Wednesday, February 26, 2014

Playing in the Night by Pickett Craddock


In creative play ,we have had a busy January and February.  We have been playing out nighttime stories.  It usually takes two days to get through all the groups.  I, Pickett Craddock, am playing with the kids Tuesday and Wednesday and Oran Sandel alternates between Tuesday and Wednesday.  The stories we have played this month are Grandfather Twilight, In the Night Kitchen, Stellaluna, Blackout, and Last Night at the Zoo.  Our structured play process is to read or tell the story in a seated circle and then everyone picks who they want to be in the story.   
For example in Blackout, there is a family using electricity after dark while watching TV, talking on the phone, cooking, and working on the computer.  The little sister turns off the TV and wants to play a game with her big sister, her Mom, or her dad.   They are all too busy to play with her.  Then the lights go out all over the city.  Mom finds flashlights for all.  They make shadow puppets on the wall, they go to the party on the roof and have hot dogs, they go down to the street and get free ice cream and play in the hydrant the fireman opens.  Then the lights come on and everyone goes back to the solitary activities they were doing before.  The little sister decides it is more fun with the lights off and the family turns off the lights and plays the game together.
And what are some of the skills and strengths the children gain from all this rich pretend play? In dramatic play children's language flourishes. They speak in advanced "story book" talk using language that is way outside of their daily stock of words and phrases. When children pretend, they have to remember the story and their previous experiences and recreate them in a dynamic way. "For example, to play the role of a doctor, children have to remember what tools a doctor uses, how a doctor examines a patient, and what a doctor says," (Creative Curriculum) In dramatic play children learn cooperation and problem solving. They must share ideas and negotiate with the ideas of others. As they negotiate with others and with the constraints of the story itself, children are also learning to delay gratification, work towards a larger goal and control their impulses. Now doesn't that make your child crawling around with a head lamp, yelling, "Get back here you rascal lions!" look totally different to you?

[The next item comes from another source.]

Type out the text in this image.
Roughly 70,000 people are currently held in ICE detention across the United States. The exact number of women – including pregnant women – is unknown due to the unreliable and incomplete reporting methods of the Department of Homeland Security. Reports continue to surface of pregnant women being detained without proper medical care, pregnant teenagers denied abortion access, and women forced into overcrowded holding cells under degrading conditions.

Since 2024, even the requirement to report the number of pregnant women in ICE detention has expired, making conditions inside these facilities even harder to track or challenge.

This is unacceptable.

 In Last Night at the Zoo, we were all animals who snuck out of the zoo at night, took the bus to a restaurant, then went to a dance club, out for ice cream and back to the zoo before dawn.
 
We closed out the month playing night workers.  Today we played I Stink, the autobiography of a garbage truck.  Some of us worked on the garbage truck and some of us lived in a house that made trash.  Then we switched when the first shift of garbage workers left the job and the second shift came on.

The garbage workers eating breakfast before work. 

 Lucy is eating with a spoon from her plate.

The Garbage workers carrying together big trash bags to the garbage truck.
The garbage truck compressing the garbage.

The Owl comes to eat the hair of the sleeping garbage workers. Later the owl moves into a cage on the garbage truck.


Garbage workers sleeping in the park.